Neighbours fight plans for 24-hour casino at historic Mayfair street
The basement gaming room could allow smoking, says application
19 October, 2018 — By Richard Osley
Society Dame’s former home could become gambling joint
NEIGHBOURS of an opulent mansion block in Mayfair say their peace and quiet is at stake if plans to convert the building into a casino are approved.
A raft of objections have been filed at Westminster’s planning department as developers persevere with proposals for the 24-hour gambling complex in Charles Street.
Residents living nearby say the street will become clogged up with cars – both customers’ and delivery trucks – while gamblers will cause disturbance on their way in and out, and while enjoying a new terrace in the building’s courtyard.
A doctor, whose flat is among several overlooking this area, said in her objection that a casino operation would disrupt their children’s lives.
“It is unacceptable for their childhood to be dominated by looking out of the windows of their rooms and seeing people gambling,” the objection, published on the council’s website said.
“It is not proper for them to become aware of drinking and smoking from a young age by seeing that way of life from their windows.
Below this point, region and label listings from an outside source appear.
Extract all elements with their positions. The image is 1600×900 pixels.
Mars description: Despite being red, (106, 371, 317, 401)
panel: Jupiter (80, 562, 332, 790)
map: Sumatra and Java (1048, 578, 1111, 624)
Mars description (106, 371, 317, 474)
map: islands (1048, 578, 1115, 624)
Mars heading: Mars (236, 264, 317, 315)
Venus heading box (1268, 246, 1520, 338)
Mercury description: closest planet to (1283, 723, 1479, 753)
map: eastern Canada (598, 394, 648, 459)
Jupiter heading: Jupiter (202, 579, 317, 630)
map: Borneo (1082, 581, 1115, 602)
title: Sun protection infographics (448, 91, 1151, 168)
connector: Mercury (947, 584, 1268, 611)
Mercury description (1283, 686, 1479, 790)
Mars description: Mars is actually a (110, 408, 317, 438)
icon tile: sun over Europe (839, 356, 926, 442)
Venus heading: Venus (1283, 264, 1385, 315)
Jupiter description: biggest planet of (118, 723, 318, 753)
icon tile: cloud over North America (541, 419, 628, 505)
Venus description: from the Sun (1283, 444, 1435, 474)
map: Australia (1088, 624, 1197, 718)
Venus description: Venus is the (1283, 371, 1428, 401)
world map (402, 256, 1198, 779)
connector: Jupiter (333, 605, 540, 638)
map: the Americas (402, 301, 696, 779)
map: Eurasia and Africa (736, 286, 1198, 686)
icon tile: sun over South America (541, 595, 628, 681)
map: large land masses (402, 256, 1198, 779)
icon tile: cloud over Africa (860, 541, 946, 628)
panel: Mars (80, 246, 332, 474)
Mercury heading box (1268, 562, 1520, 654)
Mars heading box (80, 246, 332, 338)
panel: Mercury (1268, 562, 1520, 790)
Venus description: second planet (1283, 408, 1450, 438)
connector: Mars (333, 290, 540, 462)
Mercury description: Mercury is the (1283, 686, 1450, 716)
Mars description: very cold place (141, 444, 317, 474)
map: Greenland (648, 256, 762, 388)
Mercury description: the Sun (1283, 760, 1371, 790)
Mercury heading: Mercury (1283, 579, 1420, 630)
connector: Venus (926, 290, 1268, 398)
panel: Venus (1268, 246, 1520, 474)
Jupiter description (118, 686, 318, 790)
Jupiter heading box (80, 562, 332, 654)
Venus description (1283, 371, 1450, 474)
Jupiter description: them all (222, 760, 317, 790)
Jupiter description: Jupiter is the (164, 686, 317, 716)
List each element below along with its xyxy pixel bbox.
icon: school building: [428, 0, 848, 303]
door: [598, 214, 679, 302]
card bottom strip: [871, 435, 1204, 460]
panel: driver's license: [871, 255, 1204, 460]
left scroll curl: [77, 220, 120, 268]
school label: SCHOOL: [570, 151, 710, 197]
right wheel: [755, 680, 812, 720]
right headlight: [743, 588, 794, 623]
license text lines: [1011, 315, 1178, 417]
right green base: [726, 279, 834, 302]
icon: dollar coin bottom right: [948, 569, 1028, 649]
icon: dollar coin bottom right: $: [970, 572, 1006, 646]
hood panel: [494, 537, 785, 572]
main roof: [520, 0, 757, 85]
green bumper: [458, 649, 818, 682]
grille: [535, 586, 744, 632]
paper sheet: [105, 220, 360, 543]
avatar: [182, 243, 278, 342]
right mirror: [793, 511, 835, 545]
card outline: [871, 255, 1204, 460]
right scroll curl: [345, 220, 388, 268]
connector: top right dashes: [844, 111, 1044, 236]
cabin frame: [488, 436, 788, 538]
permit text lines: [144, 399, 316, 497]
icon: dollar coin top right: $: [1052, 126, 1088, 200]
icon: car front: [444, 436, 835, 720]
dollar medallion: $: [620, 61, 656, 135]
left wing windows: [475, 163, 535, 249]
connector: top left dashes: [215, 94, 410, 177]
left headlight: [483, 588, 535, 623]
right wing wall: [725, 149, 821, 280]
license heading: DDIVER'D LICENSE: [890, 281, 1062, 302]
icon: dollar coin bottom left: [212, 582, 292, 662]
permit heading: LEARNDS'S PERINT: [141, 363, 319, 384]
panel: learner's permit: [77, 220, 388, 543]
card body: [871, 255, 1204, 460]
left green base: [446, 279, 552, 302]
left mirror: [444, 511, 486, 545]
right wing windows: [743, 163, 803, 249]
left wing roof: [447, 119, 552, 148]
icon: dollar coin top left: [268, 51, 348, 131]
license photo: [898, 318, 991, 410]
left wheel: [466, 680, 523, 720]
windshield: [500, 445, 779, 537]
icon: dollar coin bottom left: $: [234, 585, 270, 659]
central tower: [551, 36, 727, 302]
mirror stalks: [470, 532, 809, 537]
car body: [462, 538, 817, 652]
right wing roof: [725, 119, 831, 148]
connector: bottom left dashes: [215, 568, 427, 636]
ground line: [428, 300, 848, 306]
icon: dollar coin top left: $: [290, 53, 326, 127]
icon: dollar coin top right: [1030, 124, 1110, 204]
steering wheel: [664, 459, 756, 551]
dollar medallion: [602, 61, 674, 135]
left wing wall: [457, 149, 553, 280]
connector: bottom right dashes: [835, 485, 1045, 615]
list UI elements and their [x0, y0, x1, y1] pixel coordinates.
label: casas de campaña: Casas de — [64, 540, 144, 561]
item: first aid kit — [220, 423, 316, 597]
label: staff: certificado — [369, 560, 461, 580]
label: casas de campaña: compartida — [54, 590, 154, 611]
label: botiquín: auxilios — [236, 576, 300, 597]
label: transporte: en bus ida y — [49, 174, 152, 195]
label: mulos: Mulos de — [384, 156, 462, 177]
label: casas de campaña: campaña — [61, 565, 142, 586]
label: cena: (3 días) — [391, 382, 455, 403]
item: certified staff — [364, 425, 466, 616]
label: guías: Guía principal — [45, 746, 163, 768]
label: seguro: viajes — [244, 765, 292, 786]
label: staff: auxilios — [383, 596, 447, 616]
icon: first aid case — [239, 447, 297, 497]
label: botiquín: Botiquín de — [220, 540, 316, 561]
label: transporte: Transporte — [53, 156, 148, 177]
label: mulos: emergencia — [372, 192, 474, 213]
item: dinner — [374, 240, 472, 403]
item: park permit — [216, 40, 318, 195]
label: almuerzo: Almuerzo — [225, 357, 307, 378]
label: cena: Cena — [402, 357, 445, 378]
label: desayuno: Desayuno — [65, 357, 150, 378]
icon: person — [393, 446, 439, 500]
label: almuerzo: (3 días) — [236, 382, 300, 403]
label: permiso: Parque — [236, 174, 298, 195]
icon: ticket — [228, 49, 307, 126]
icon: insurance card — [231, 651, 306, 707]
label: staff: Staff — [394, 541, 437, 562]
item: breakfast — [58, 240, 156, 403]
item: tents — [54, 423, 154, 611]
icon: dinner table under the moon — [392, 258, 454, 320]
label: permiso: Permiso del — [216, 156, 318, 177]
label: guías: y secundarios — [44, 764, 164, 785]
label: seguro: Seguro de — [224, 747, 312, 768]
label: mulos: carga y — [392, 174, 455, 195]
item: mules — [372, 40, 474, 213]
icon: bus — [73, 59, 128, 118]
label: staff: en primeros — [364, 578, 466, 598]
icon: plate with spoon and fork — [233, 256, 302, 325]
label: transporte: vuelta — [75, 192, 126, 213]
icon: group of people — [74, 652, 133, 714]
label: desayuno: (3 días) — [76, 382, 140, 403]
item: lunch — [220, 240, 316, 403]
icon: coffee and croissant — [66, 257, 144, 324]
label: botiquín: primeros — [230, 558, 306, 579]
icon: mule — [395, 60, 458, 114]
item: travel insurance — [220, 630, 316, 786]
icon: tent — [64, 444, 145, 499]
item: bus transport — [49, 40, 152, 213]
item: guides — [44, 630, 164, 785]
When they are a little older it will be disastrous for them to come into contact with the sort of people who may be in the vicinity of the entrance to a casino.”
The Grade II-listed building was once home to the offices of Debrett’s, the society etiquette consultants who publish Debrett’s Peerage & Baronetage.
Further back in the history book, it was owned by Dame Margaret Greville, a society host whose jewellery collection was bequeathed to the royal family.
This included an emerald tiara seen in public for the first time on Friday when it was worn by Princess Eugenie at her wedding to Jack Brooks- bank.
The new plans have been submitted by Continuity Capital, a company which finances developments, but the actual operator of the proposed casino has not been named.
The building’s first floor ballroom will be a private bar, while the other floors will feature gaming rooms, and one “for younger gamblers” will have slot machines and a sports bar.
A basement gaming room will see smoking permitted with the operators planning a tobacco extractor system.
Another objection – the council now redacts the names of those who have written them – said: “It simply cannot be appropriate for a casino to be sited next to a large residential block. Would you want to use the entrance to the block when there is a casino right next door to it? Especially so for women coming back to the apartment alone, or families with young children. Many people will be worried by the increased risk to their personal safety by having a casino next door.”
It added: “There are mainly expensive residential houses and flats and the use of the non-residential properties is extremely gentil [sic] in character. It would destroy the character of one of London’s best known historical streets.”
Other objectors noted that there were 11 casinos elsewhere in Mayfair already in operation, with the view that there was no need for another one and distinguishing Charles Street as a more residential road.
Alexander Hauschildt, from Residents’ Society of Mayfair and St James’s group, said: “Charles Street is predominantly residential and office use and therefore a casino is not appropriate or fair to the residents in this location.
“The increased traffic and pedestrians at all hours of the day will dam- age the current atmosphere in the street. We have been asked by our residents to object on their behalf and as a committee we all came to an agreement that a casino in this street is not at all suitable.”
In its application Continuity Capital’s design team said neighbours would be protected from disturbance with limits on music and restricted hours to the terrace, which would have a canopy. Nobody would be able to see gambling take place, it said, adding: “After the restricted hours, customers will be directed to the gaming room at basement level where smoking will be permitted due to the installation of a tobacco smoke extract system.
“The canopy has been designed using an inter- layer glass which will diffuse any views down into the basement gaming room, preventing any overlooking from neighbouring properties.”
The application said the conversion would make only small changes to Dame Margaret’s former entertaining spaces inside the building to ensure “limited impact to the historical features”.
It added: “Specialist lighting will be fitted to the gaming tables to minimise any further impact to the ceiling.”